You might want to post a link to this question in Forum666.

A step load change of nearly 50% of the unit rating is certainly going to cause some disturbance to the engine, perhaps severe enough to initiate a compressor stall or surge. It will almost certainly exceed the OEM's recommended loading ramp rate and will likely have a detrimental effect on hot parts life. Your governor and IGV control loops will need to be tight, which means that the hardware needs to be well maintained and accurately calibrated plus the software tuning must be optimised. Don't assume the latter to be the case!

You should engage the engine OEM's assistance if possible. They will have the tools to dynamically model the engine-generator train with sufficient accuracy to predict the response.
 
Continuously operating two gas turbines at <50% of their capability would surely place both in a very poor place on their efficiency graphs...economically unsound unless your fuel is dirt cheap - and environmentally unfriendly in any case. I've always been told that gas turbines operate most efficiently when loaded between 80% and 100% of their rating; is there any reason you cannot use a greater number of lower-rated machines?

CR

"As iron sharpens iron, so one person sharpens another." [Proverbs 27:17, NIV]
 
"is there any reason you cannot use a greater number of lower-rated machines?"
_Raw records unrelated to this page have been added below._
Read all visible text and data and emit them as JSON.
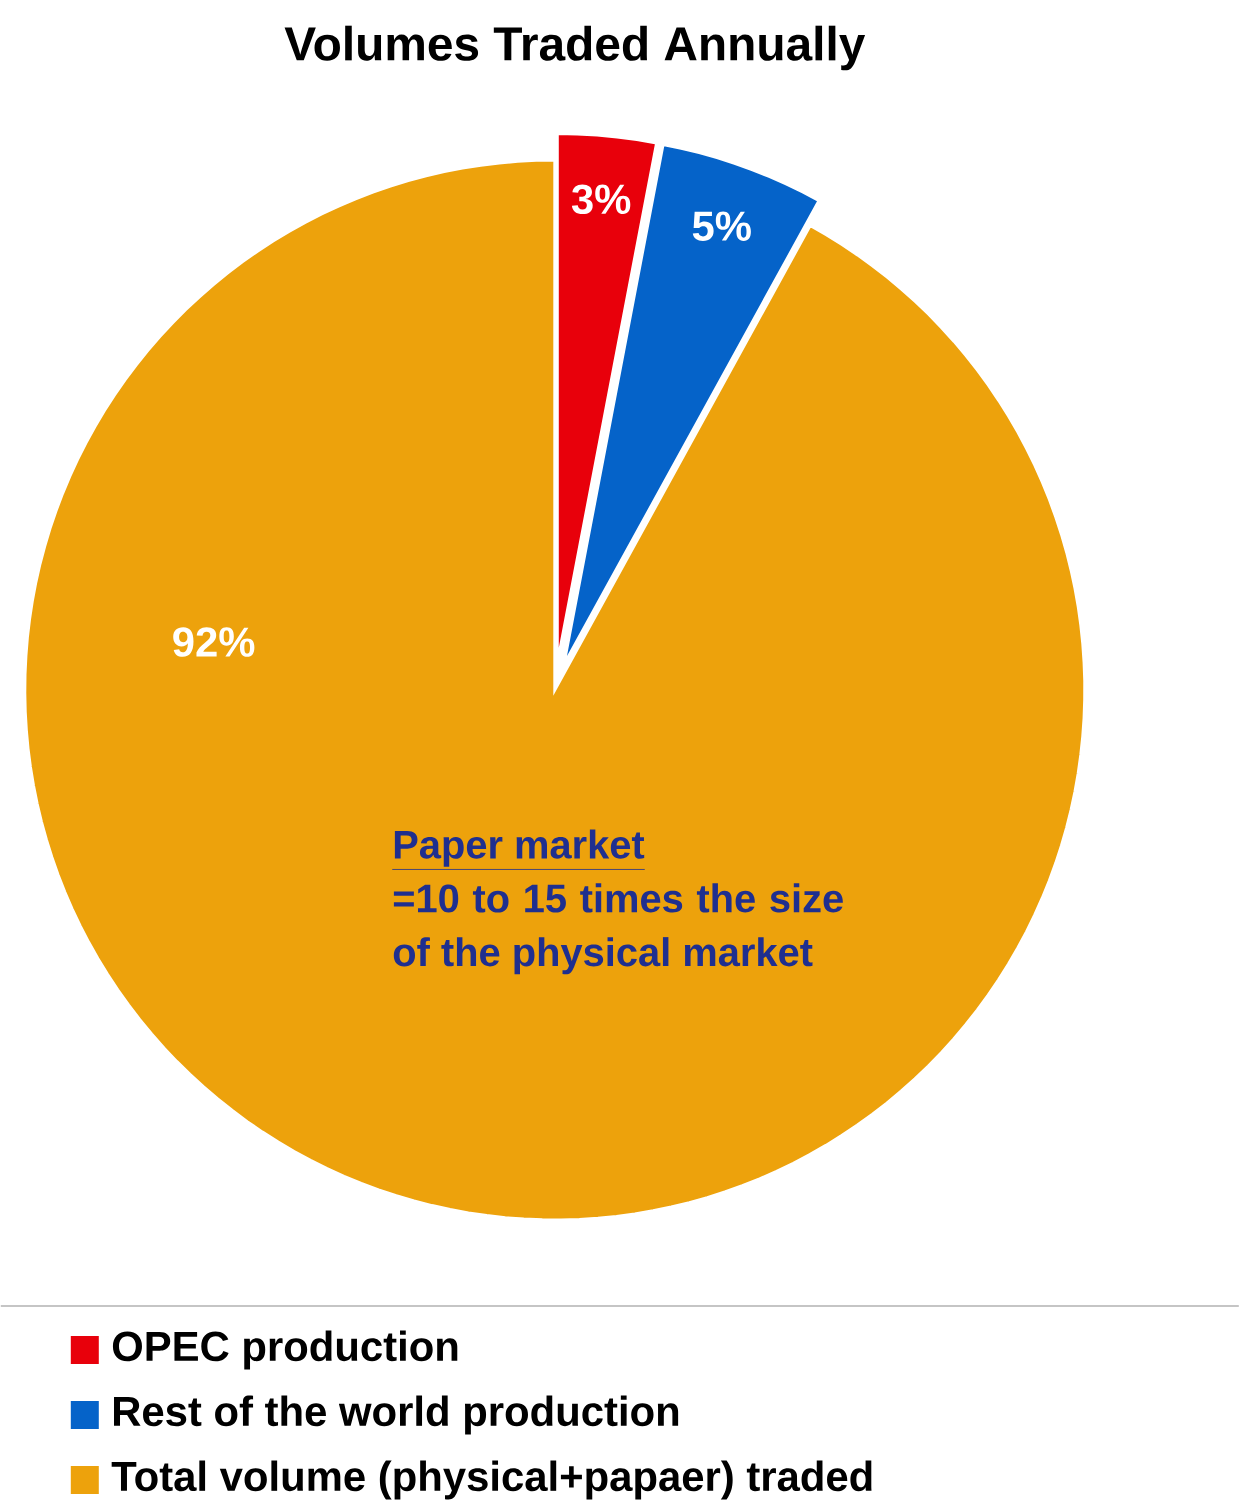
{
  "chart_data": {
    "type": "pie",
    "title": "Volumes Traded Annually",
    "categories": [
      "OPEC production",
      "Rest of the world production",
      "Total volume (physical+papaer) traded"
    ],
    "values": [
      3,
      5,
      92
    ],
    "colors": [
      "#e8000b",
      "#0563c9",
      "#eda20c"
    ],
    "value_labels": [
      "3%",
      "5%",
      "92%"
    ],
    "annotations": [
      "Paper market",
      "=10 to 15 times the size of the physical market"
    ],
    "legend": "bottom"
  }
}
Apart from the capital cost of buying new machines and scrapping those he has? Probably not... ;-)
 
I've done some analysis (masters project) and could never find an n-1 solution that was economical. Bottom line IMHO its simply better to use the grid in event of unit failure and pay the ratchet than to endure the extra cost of installing an n-1. You would be better off simply investing the money.
 
davidbeach said:
But, he states there is no grid.

I interpreted it as he does not want to connect, not that there is no grid. I have yet to find an economical mix that yields n-1 contingency especially when taking time value of money analysis into account. Its simply cheaper to use the grid in the event of failure and pay the cost than it is to pay the upfront cost for the contingency.

What makes engineering sense does not always make economic sense.